Dynamic analysis of non-symmetric Functionally Graded (FG) cylindrical structure under shock loading by radial shape function using Meshless Local Petrov-Galerkin (MLPG) method with nonlinear grading patterns

In this paper, dynamic behavior of non-symmetric Functionally Graded (FG) cylindrical structure under shock loading is carried out. Dynamic equations in the polar coordinates are drawn out using Meshless Local Petrov-Galerkin (MLPG) method. Nonlinear volume fractions are used for radial direction to simulate the mechanical properties of Functionally Graded Material (FGM). To solve dynamic equations of non-symmetric FG cylindrical structure in the time domain, the MLPG method are combined with the Laplace transform method. For computing the inverse Laplace transform in the present paper, the Talbot algorithm for the numerical inversion is used. To verify the obtained results by the MLPG method, these results are compared with the analytical solution and the Finite Element Method (FEM). The obtained results through the MLPG method show a good agreement in comparison to other results and the MLPG method has high accuracy for dynamic analysis of non-symmetric FG cylindrical structure.
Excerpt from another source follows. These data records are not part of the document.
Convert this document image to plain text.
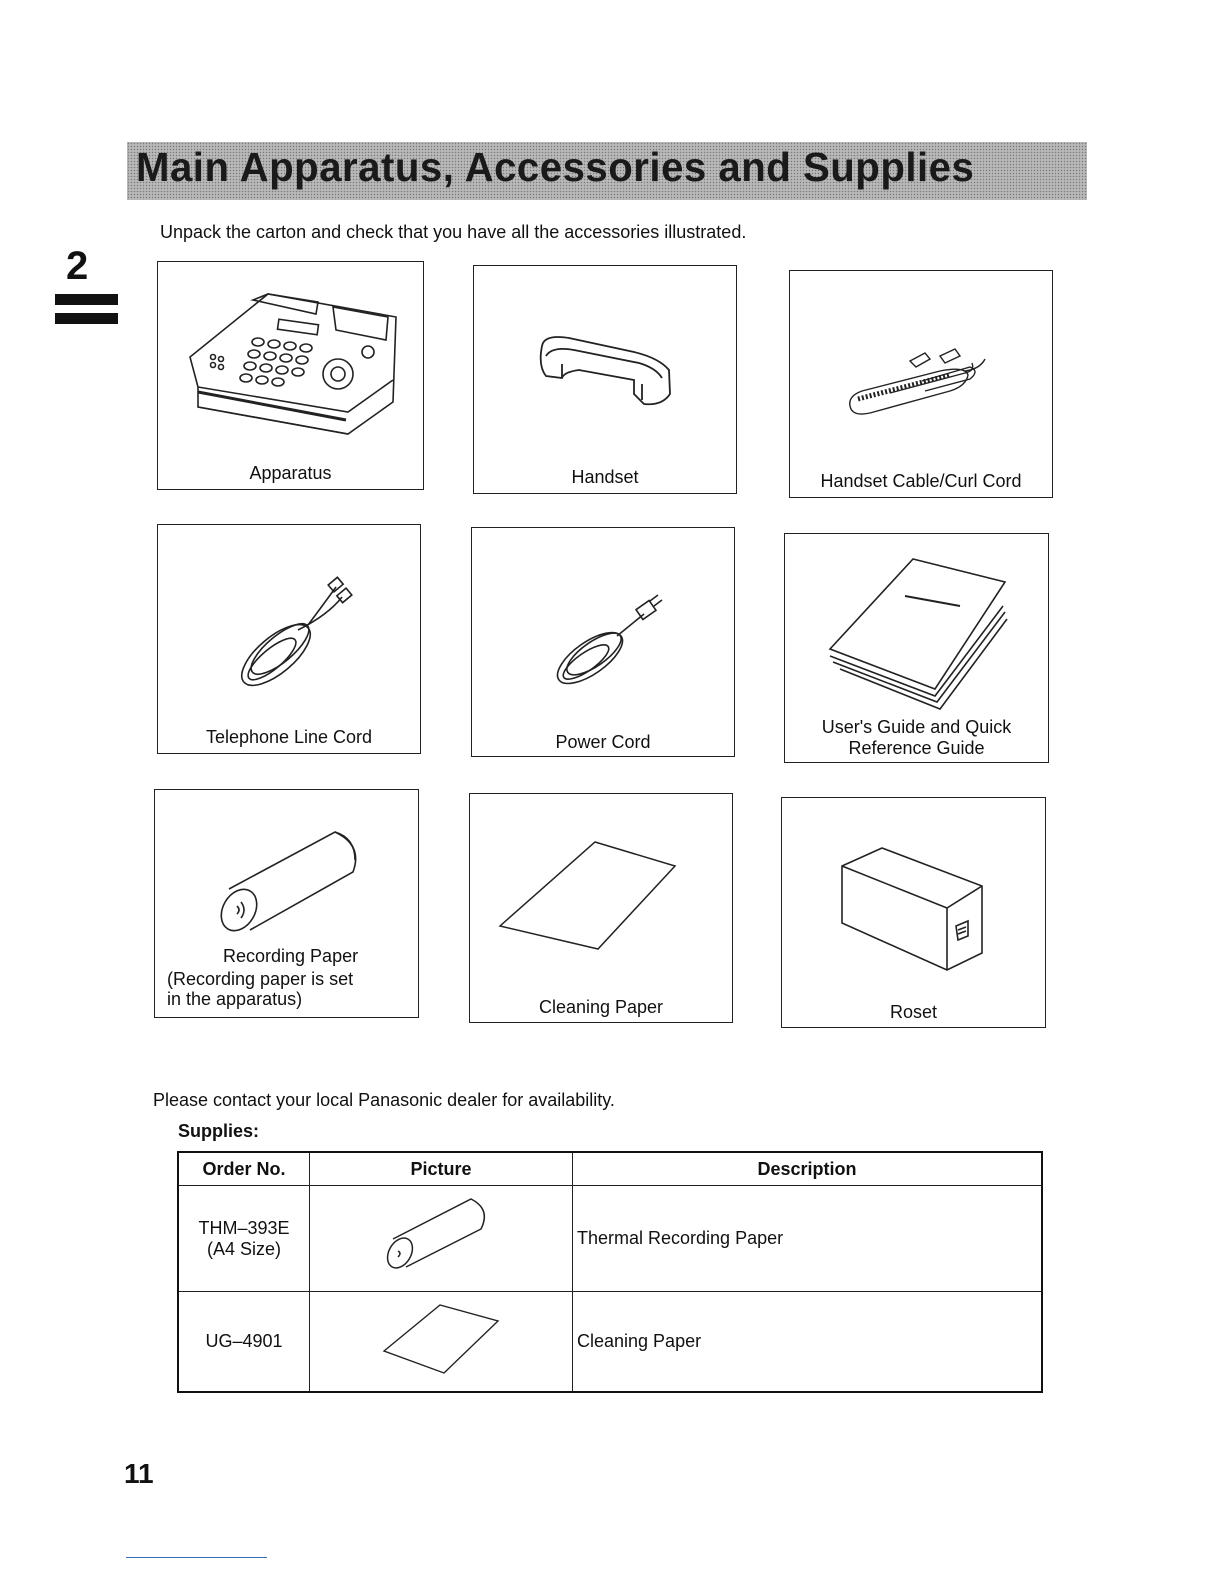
Main Apparatus, Accessories and Supplies
Unpack the carton and check that you have all the accessories illustrated.
2
Apparatus	Handset	Handset Cable/Curl Cord
Telephone Line Cord	Power Cord
User's Guide and Quick
Reference Guide
Recording Paper
(Recording paper is set
in the apparatus)	Cleaning Paper	Roset
Please contact your local Panasonic dealer for availability.
Supplies:
Order No.	Picture	Description

THM–393E
(A4 Size)		Thermal Recording Paper
UG–4901		Cleaning Paper
11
The capability of the present method to dynamic analysis of non-symmetric FG cylindrical structure is demonstrated by dynamic analysis of the cylinder with different volume fraction exponents under harmonic and rectangular shock loading. The present method shows high accuracy, efficiency and capability to dynamic analysis of non-symmetric FG cylindrical structure with nonlinear grading patterns, which furnishes a ground for a more flexible design. © 2017 Tech Science Press.